その積もった雪の感触を楽しみながら私は一歩一歩と歩みを進める。
感触をしっかりと確かめるように。
だんだんと楽しくなってきた私は、ステップを踏み始めて踊りだす。
夢中になって踊っているうちに思ったよりも時間が過ぎてしまったみたい。
楽しく踊る私を少し離れたところから男の子が見ている。
私は踊りをやめる。
ちゃんとしたお作法にのっとっていない私の踊りをじっと見ていた男の子を
微笑みながら見返す。
ゆっくりと私は手を差し出すと男の子はおずおず私の手を取ってくれた。
そして私たちは踊りだす。
途中何度も何度も転びそうになる彼を何度も何度も支えて笑いながら踊る。
月光が照らす雪降る夜、森の中の小さな広間で狂ったように笑いながら私たちは踊り続けた。

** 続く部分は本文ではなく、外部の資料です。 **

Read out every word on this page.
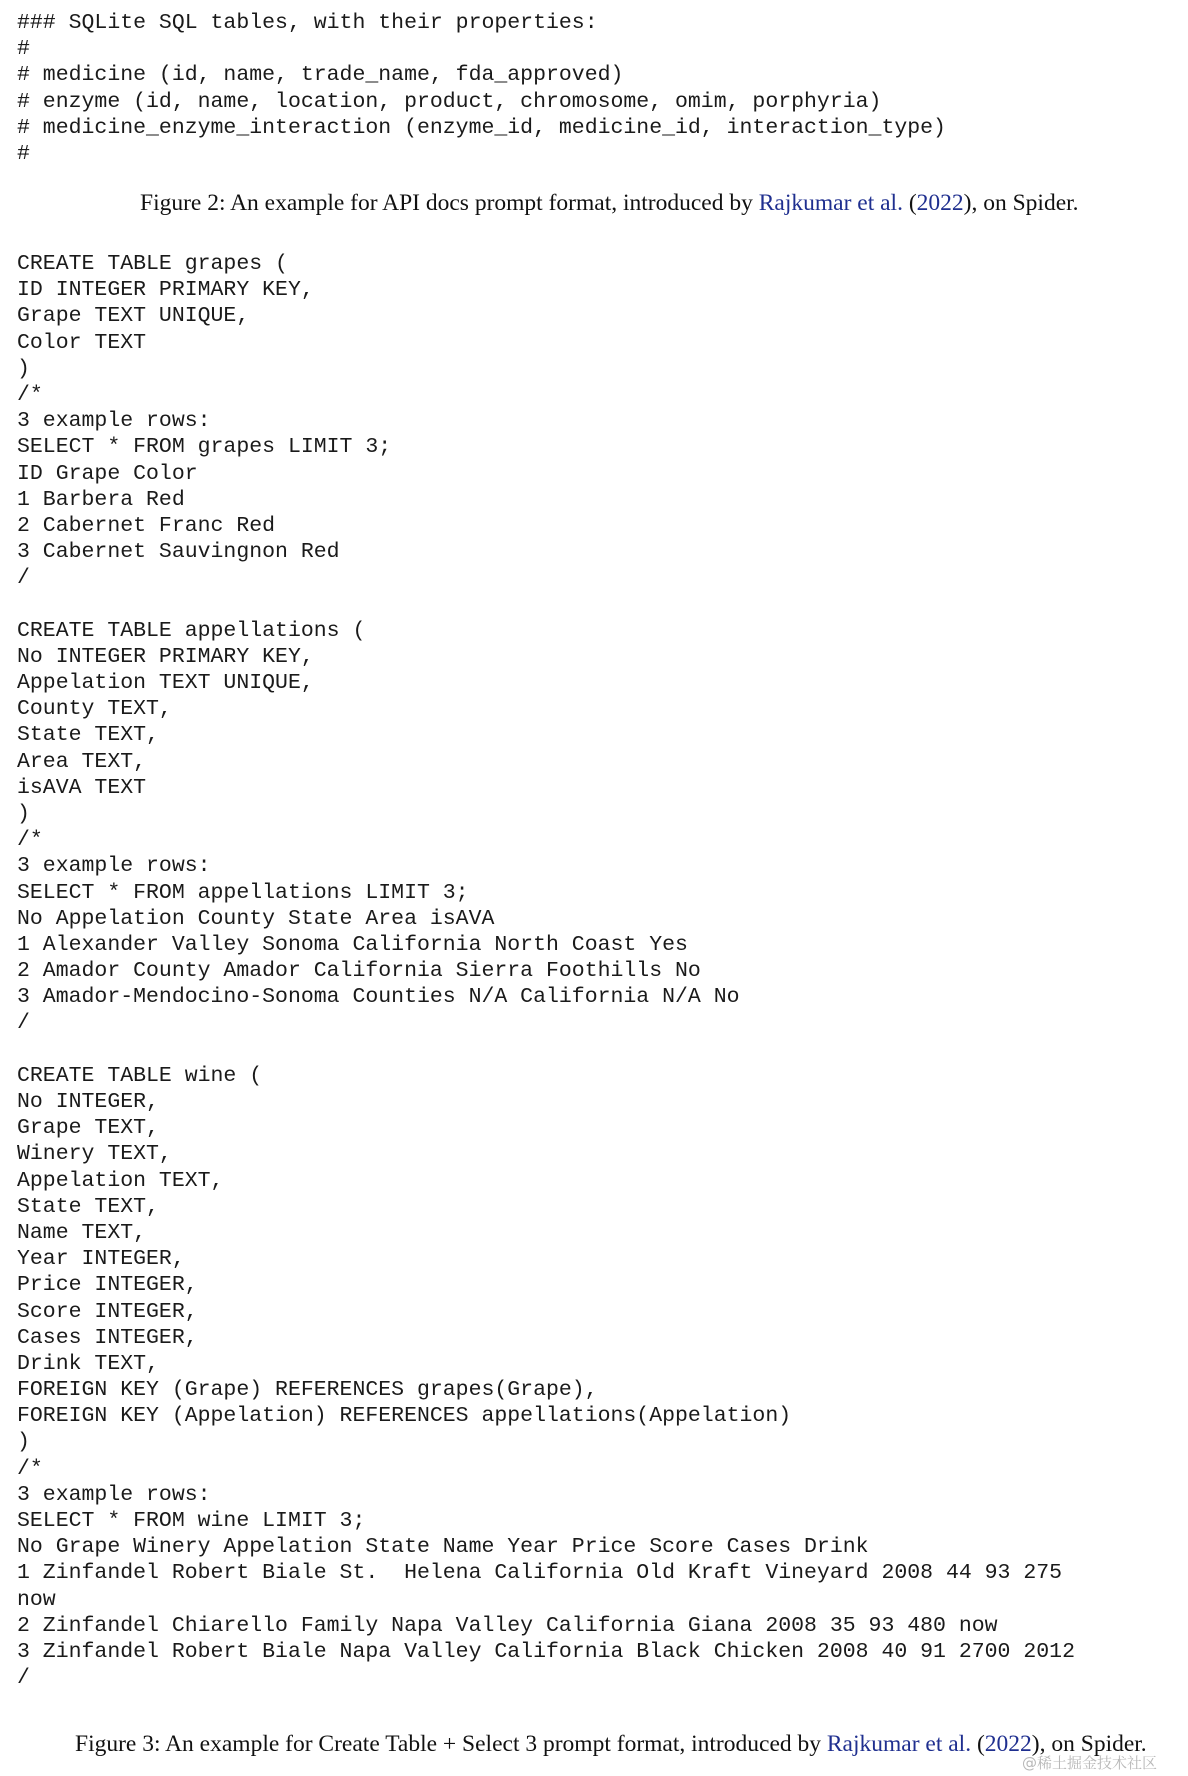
### SQLite SQL tables, with their properties:
#
# medicine (id, name, trade_name, fda_approved)
# enzyme (id, name, location, product, chromosome, omim, porphyria)
# medicine_enzyme_interaction (enzyme_id, medicine_id, interaction_type)
#
Figure 2: An example for API docs prompt format, introduced by Rajkumar et al. (2022), on Spider.
CREATE TABLE grapes (
ID INTEGER PRIMARY KEY,
Grape TEXT UNIQUE,
Color TEXT
)
/*
3 example rows:
SELECT * FROM grapes LIMIT 3;
ID Grape Color
1 Barbera Red
2 Cabernet Franc Red
3 Cabernet Sauvingnon Red
/
CREATE TABLE appellations (
No INTEGER PRIMARY KEY,
Appelation TEXT UNIQUE,
County TEXT,
State TEXT,
Area TEXT,
isAVA TEXT
)
/*
3 example rows:
SELECT * FROM appellations LIMIT 3;
No Appelation County State Area isAVA
1 Alexander Valley Sonoma California North Coast Yes
2 Amador County Amador California Sierra Foothills No
3 Amador-Mendocino-Sonoma Counties N/A California N/A No
/
CREATE TABLE wine (
No INTEGER,
Grape TEXT,
Winery TEXT,
Appelation TEXT,
State TEXT,
Name TEXT,
Year INTEGER,
Price INTEGER,
Score INTEGER,
Cases INTEGER,
Drink TEXT,
FOREIGN KEY (Grape) REFERENCES grapes(Grape),
FOREIGN KEY (Appelation) REFERENCES appellations(Appelation)
)
/*
3 example rows:
SELECT * FROM wine LIMIT 3;
No Grape Winery Appelation State Name Year Price Score Cases Drink
1 Zinfandel Robert Biale St.  Helena California Old Kraft Vineyard 2008 44 93 275
now
2 Zinfandel Chiarello Family Napa Valley California Giana 2008 35 93 480 now
3 Zinfandel Robert Biale Napa Valley California Black Chicken 2008 40 91 2700 2012
/
Figure 3: An example for Create Table + Select 3 prompt format, introduced by Rajkumar et al. (2022), on Spider.
@稀土掘金技术社区
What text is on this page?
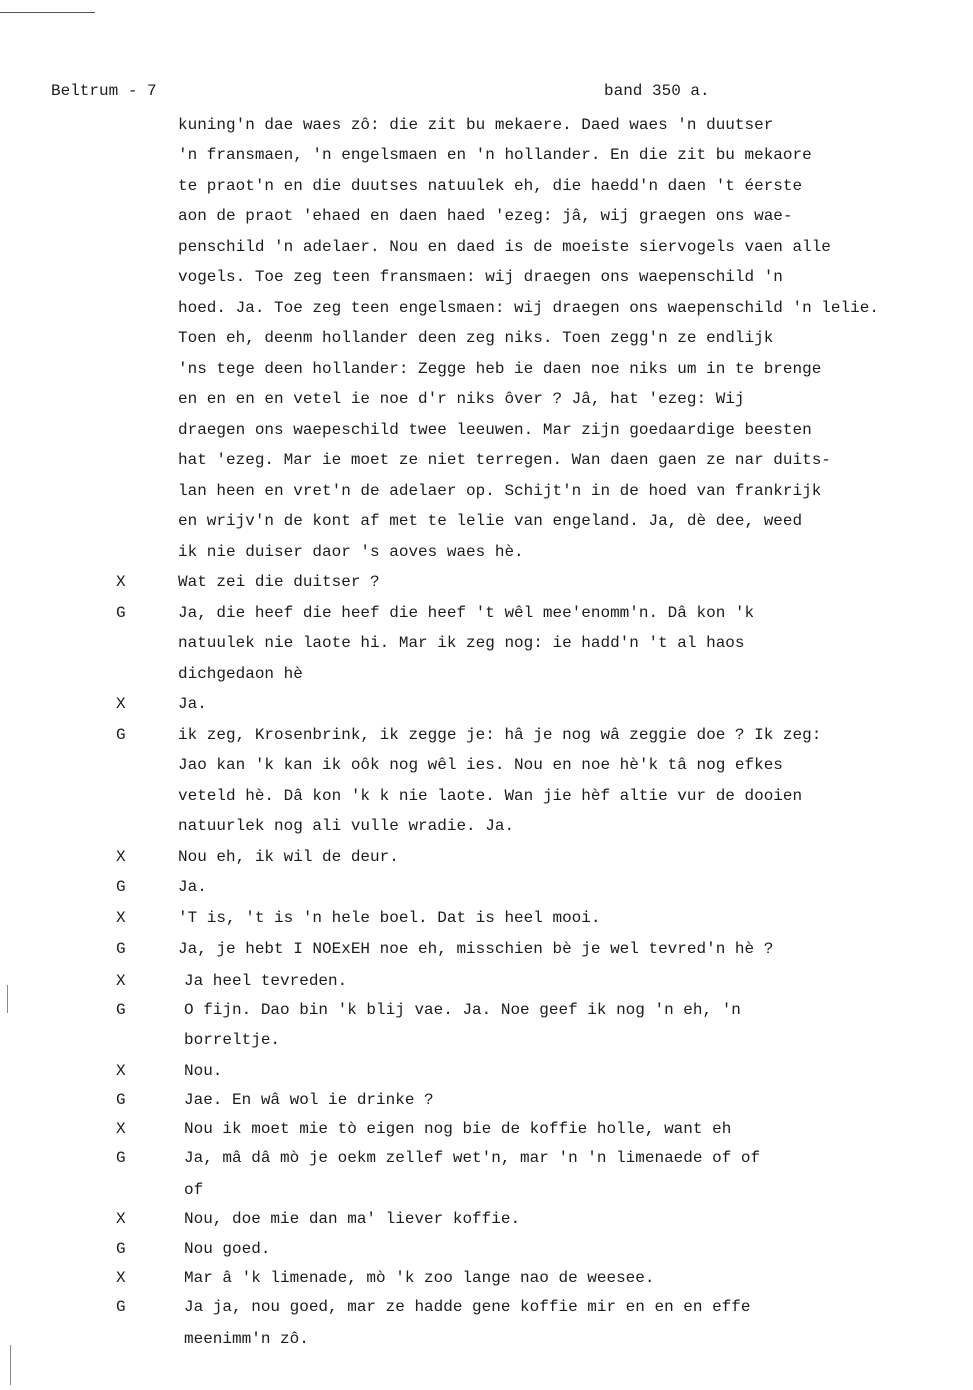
Beltrum - 7	band 350 a.
kuning'n dae waes zô: die zit bu mekaere. Daed waes 'n duutser
'n fransmaen, 'n engelsmaen en 'n hollander. En die zit bu mekaore
te praot'n en die duutses natuulek eh, die haedd'n daen 't éerste
aon de praot 'ehaed en daen haed 'ezeg: jâ, wij graegen ons wae-
penschild 'n adelaer. Nou en daed is de moeiste siervogels vaen alle
vogels. Toe zeg teen fransmaen: wij draegen ons waepenschild 'n
hoed. Ja. Toe zeg teen engelsmaen: wij draegen ons waepenschild 'n lelie.
Toen eh, deenm hollander deen zeg niks. Toen zegg'n ze endlijk
'ns tege deen hollander: Zegge heb ie daen noe niks um in te brenge
en en en en vetel ie noe d'r niks ôver ? Jâ, hat 'ezeg: Wij
draegen ons waepeschild twee leeuwen. Mar zijn goedaardige beesten
hat 'ezeg. Mar ie moet ze niet terregen. Wan daen gaen ze nar duits-
lan heen en vret'n de adelaer op. Schijt'n in de hoed van frankrijk
en wrijv'n de kont af met te lelie van engeland. Ja, dè dee, weed
ik nie duiser daor 's aoves waes hè.
X	Wat zei die duitser ?
G	Ja, die heef die heef die heef 't wêl mee'enomm'n. Dâ kon 'k
natuulek nie laote hi. Mar ik zeg nog: ie hadd'n 't al haos
dichgedaon hè
X	Ja.
G	ik zeg, Krosenbrink, ik zegge je: hâ je nog wâ zeggie doe ? Ik zeg:
Jao kan 'k kan ik oôk nog wêl ies. Nou en noe hè'k tâ nog efkes
veteld hè. Dâ kon 'k k nie laote. Wan jie hèf altie vur de dooien
natuurlek nog ali vulle wradie. Ja.
X	Nou eh, ik wil de deur.
G	Ja.
X	'T is, 't is 'n hele boel. Dat is heel mooi.
G	Ja, je hebt I NOExEH noe eh, misschien bè je wel tevred'n hè ?
X	Ja heel tevreden.
G	O fijn. Dao bin 'k blij vae. Ja. Noe geef ik nog 'n eh, 'n
borreltje.
X	Nou.
G	Jae. En wâ wol ie drinke ?
X	Nou ik moet mie tò eigen nog bie de koffie holle, want eh
G	Ja, mâ dâ mò je oekm zellef wet'n, mar 'n 'n limenaede of of
of
X	Nou, doe mie dan ma' liever koffie.
G	Nou goed.
X	Mar â 'k limenade, mò 'k zoo lange nao de weesee.
G	Ja ja, nou goed, mar ze hadde gene koffie mir en en en effe
meenimm'n zô.
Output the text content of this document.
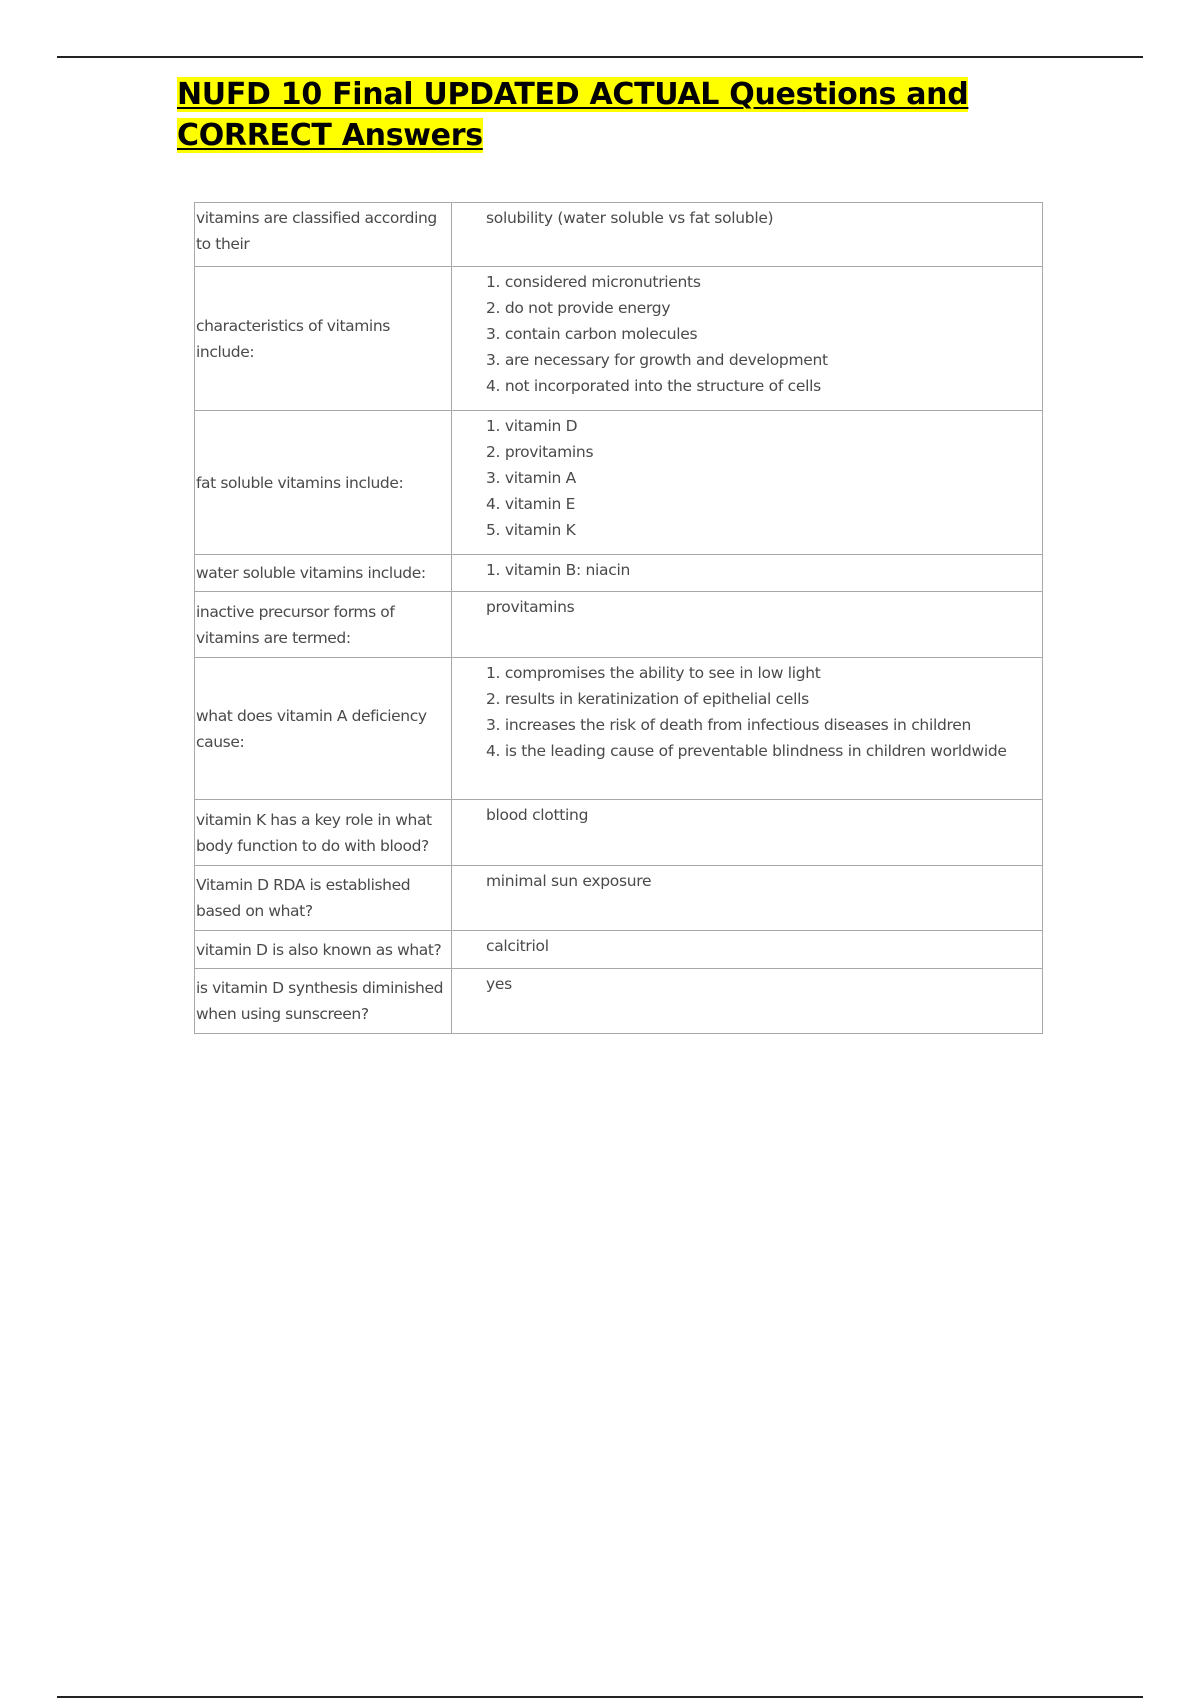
NUFD 10 Final UPDATED ACTUAL Questions and CORRECT Answers
vitamins are classified according to their	solubility (water soluble vs fat soluble)

characteristics of vitamins include:	1. considered micronutrients
2. do not provide energy
3. contain carbon molecules
3. are necessary for growth and development
4. not incorporated into the structure of cells

fat soluble vitamins include:	1. vitamin D
2. provitamins
3. vitamin A
4. vitamin E
5. vitamin K

water soluble vitamins include:	1. vitamin B: niacin

inactive precursor forms of vitamins are termed:	provitamins

what does vitamin A deficiency cause:	1. compromises the ability to see in low light
2. results in keratinization of epithelial cells
3. increases the risk of death from infectious diseases in children
4. is the leading cause of preventable blindness in children worldwide

vitamin K has a key role in what body function to do with blood?	blood clotting

Vitamin D RDA is established based on what?	minimal sun exposure

vitamin D is also known as what?	calcitriol

is vitamin D synthesis diminished when using sunscreen?	yes
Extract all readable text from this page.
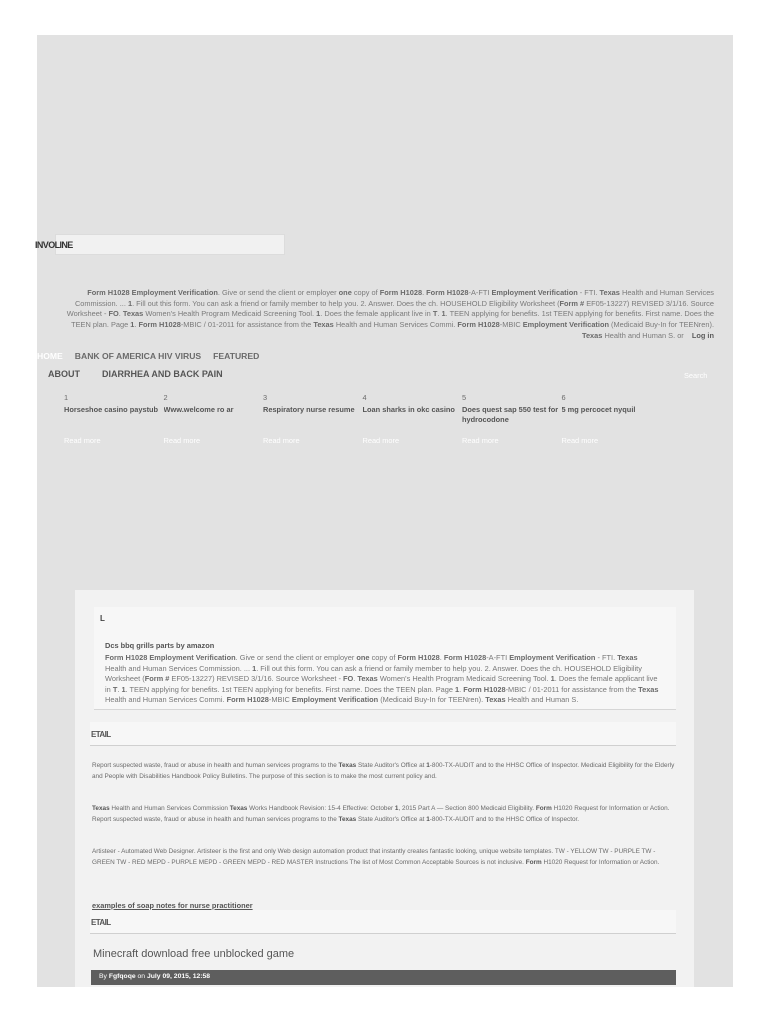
INVOLINE
Form H1028 Employment Verification. Give or send the client or employer one copy of Form H1028. Form H1028-A-FTI Employment Verification - FTI. Texas Health and Human Services Commission. ... 1. Fill out this form. You can ask a friend or family member to help you. 2. Answer. Does the ch. HOUSEHOLD Eligibility Worksheet (Form # EF05-13227) REVISED 3/1/16. Source Worksheet - FO. Texas Women's Health Program Medicaid Screening Tool. 1. Does the female applicant live in T. 1. TEEN applying for benefits. 1st TEEN applying for benefits. First name. Does the TEEN plan. Page 1. Form H1028-MBIC / 01-2011 for assistance from the Texas Health and Human Services Commi. Form H1028-MBIC Employment Verification (Medicaid Buy-In for TEENren). Texas Health and Human S. or Log in
HOME BANK OF AMERICA HIV VIRUS FEATURED
ABOUT DIARRHEA AND BACK PAIN	Search
1
Horseshoe casino paystub
Read more
2
Www.welcome ro ar
Read more
3
Respiratory nurse resume
Read more
4
Loan sharks in okc casino
Read more
5
Does quest sap 550 test for hydrocodone
Read more
6
5 mg percocet nyquil
Read more
L
Dcs bbq grills parts by amazon
Form H1028 Employment Verification. Give or send the client or employer one copy of Form H1028. Form H1028-A-FTI Employment Verification - FTI. Texas Health and Human Services Commission. ... 1. Fill out this form. You can ask a friend or family member to help you. 2. Answer. Does the ch. HOUSEHOLD Eligibility Worksheet (Form # EF05-13227) REVISED 3/1/16. Source Worksheet - FO. Texas Women's Health Program Medicaid Screening Tool. 1. Does the female applicant live in T. 1. TEEN applying for benefits. 1st TEEN applying for benefits. First name. Does the TEEN plan. Page 1. Form H1028-MBIC / 01-2011 for assistance from the Texas Health and Human Services Commi. Form H1028-MBIC Employment Verification (Medicaid Buy-In for TEENren). Texas Health and Human S.
ETAIL
Report suspected waste, fraud or abuse in health and human services programs to the Texas State Auditor's Office at 1-800-TX-AUDIT and to the HHSC Office of Inspector. Medicaid Eligibility for the Elderly and People with Disabilities Handbook Policy Bulletins. The purpose of this section is to make the most current policy and.
Texas Health and Human Services Commission Texas Works Handbook Revision: 15-4 Effective: October 1, 2015 Part A — Section 800 Medicaid Eligibility. Form H1020 Request for Information or Action. Report suspected waste, fraud or abuse in health and human services programs to the Texas State Auditor's Office at 1-800-TX-AUDIT and to the HHSC Office of Inspector.
Artisteer - Automated Web Designer. Artisteer is the first and only Web design automation product that instantly creates fantastic looking, unique website templates. TW - YELLOW TW - PURPLE TW - GREEN TW - RED MEPD - PURPLE MEPD - GREEN MEPD - RED MASTER Instructions The list of Most Common Acceptable Sources is not inclusive. Form H1020 Request for Information or Action.
examples of soap notes for nurse practitioner
ETAIL
Minecraft download free unblocked game
By Fgfqoqe on July 09, 2015, 12:58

------------------------------------------------------------
けがをした弟のために森の中に薬草を取りに行った帰り道。
森の中の小さな広間で、笑いながら踊っている女の子を見た。
雲一つない月のきれいな夜。
月光に照らされた彼女の表情は心の底から楽しんでいるようだった。
時折、何かをすくうように手を差し出す。
その手から滴る血が足元の死体に落ちていく。
その異様な光景に身体が全力で避難信号を出すのに、なぜか彼女から目を離せなかった。
そんな僕に気付いたのか、彼女は踊りをやめて僕を見る。
そして儚げな表情に笑みを浮かべながら僕に近づき手を差し出した。
まるで、一緒に踊りませんかというように。
気づいたときには僕は彼女の手をとっていて彼女と一緒に踊りだす。
彼女は儚げな表情のまま心底楽しそうに笑い続ける。
何度も何度も転びそうになる僕を支えながら楽しそうに笑う。
何度も何度も支えてもらいながら、僕も楽しくなって笑いだす。
月光照らす静かな夜、森の中には僕たちの笑い声だけが響いていた。